Trump calls being president a ‘very dangerous business,’ citing assassination attempts in highly anticipated Joe Rogan interview
Former President Donald Trump called being president a “very dangerous business,” citing his two close calls with would-be assassins in a highly anticipated Joe Rogan interview that was released Friday night.
During his nearly three-hour appearance on “The Joe Rogan Experience” — which generated more than 350,000 views within 30 minutes of it going live — Trump repeatedly referred to the role of the presidency as a dangerous position, suggesting that pundits and officials don’t want to talk about the attempts on his life.
“I do things that don’t necessarily make me so popular. I just do what’s right,” the 78-year-old Republican presidential nominee said.
“I understand what I’m doing. You make yourself a target, and it’s a very dangerous business. I never thought of that when I did it.”
Trump’s stump speech in Butler, Pa., on July 13 turned into a bloodbath that stunned the world.
Gunman Thomas Matthew Crooks, 20, opened fire on a rooftop 130 yards from where the former president was speaking, nicking him in the ear and causing pandemonium before he was killed by a Secret Service sniper.
The attack left a 50-year-old retired fire chief in the audience dead and two others severely injured.
Secret Service Director Kimberly Cheatle resigned soon after facing bipartisan outrage over agency failures.
Rogan, 57, suggested the assassination attempts wouldn’t have happened if the media — and Democrats such as his rival Vice President Kamala Harris and twice-failed presidential candidate Hillary Clinton — didn’t conflate Trump with Adolf Hitler.

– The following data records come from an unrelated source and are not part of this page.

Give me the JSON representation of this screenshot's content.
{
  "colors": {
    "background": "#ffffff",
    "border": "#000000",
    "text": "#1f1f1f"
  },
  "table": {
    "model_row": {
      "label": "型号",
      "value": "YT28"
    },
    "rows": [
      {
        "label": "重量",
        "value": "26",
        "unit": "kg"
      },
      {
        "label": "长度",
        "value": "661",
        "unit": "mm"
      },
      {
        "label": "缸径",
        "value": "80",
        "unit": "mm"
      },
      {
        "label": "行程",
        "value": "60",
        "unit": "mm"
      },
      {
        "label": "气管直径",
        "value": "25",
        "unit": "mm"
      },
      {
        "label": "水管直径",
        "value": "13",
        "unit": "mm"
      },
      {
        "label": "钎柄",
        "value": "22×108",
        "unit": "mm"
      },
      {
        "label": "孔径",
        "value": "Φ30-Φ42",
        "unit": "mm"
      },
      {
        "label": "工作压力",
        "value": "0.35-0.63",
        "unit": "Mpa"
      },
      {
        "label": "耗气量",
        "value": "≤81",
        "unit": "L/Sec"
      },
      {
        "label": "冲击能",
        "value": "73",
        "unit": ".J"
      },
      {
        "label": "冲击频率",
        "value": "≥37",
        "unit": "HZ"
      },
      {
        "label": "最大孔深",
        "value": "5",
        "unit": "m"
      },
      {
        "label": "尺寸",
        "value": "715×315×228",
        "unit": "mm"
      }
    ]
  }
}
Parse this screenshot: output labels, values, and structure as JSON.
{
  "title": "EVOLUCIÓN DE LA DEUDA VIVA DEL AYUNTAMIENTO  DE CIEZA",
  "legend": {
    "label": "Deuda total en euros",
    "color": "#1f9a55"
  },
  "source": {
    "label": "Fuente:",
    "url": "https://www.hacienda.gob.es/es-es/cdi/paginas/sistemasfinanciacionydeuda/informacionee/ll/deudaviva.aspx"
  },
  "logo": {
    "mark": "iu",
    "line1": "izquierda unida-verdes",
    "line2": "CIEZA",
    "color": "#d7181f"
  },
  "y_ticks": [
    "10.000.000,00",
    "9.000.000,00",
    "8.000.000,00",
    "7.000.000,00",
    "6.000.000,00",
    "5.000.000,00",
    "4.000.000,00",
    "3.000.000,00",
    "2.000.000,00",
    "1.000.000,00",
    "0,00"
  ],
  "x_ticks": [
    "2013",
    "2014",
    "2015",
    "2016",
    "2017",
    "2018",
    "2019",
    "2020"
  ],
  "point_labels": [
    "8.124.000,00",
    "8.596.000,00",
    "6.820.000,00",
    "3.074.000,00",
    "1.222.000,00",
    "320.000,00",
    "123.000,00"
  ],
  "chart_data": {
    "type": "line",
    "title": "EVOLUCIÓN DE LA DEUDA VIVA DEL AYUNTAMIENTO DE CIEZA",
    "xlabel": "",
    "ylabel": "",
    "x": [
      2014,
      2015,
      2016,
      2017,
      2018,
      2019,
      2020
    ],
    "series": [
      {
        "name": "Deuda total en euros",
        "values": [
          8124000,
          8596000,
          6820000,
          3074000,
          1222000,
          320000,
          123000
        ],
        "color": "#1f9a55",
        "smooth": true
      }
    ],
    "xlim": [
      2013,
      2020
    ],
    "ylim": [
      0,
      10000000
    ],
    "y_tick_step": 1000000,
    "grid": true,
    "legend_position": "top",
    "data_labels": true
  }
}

“They love to take things out of context and distort them,” Rogan said.
Trump recorded the discussion at the comedian’s studios in Austin, Texas, just hours before it went live on “The Joe Rogan Experience” YouTube channel.
The interview — which is about two hours and 58 minutes long — reached just over 800,000 views an hour after it was published.
Trump began the chat by discussing his “two different lives” — referring to his time as a businessman and host of “The Apprentice” reality TV show before his subsequent foray into politics in 2015.
“I had a very wonderful life but I wanted to do this,” the GOP nominee said, explaining how producers wanted to extend his contract on the “hot show” to stay on primetime TV.
“Somehow they put me in a poll, and I blew everybody away.”
“The Joe Rogan Experience” has an estimated 14.5 million followers on Spotify, Bloomberg News reported this year.
His audience is believed to be overwhelmingly male.
Trump has appeared on many podcasts in the home stretch of the campaign and co-hosted a streaming conversation with X owner Elon Musk in August that the billionaire leader of Tesla and SpaceX said reached 1 billion viewers.
The ex-president and Harris, are neck and neck in most swing-state polling.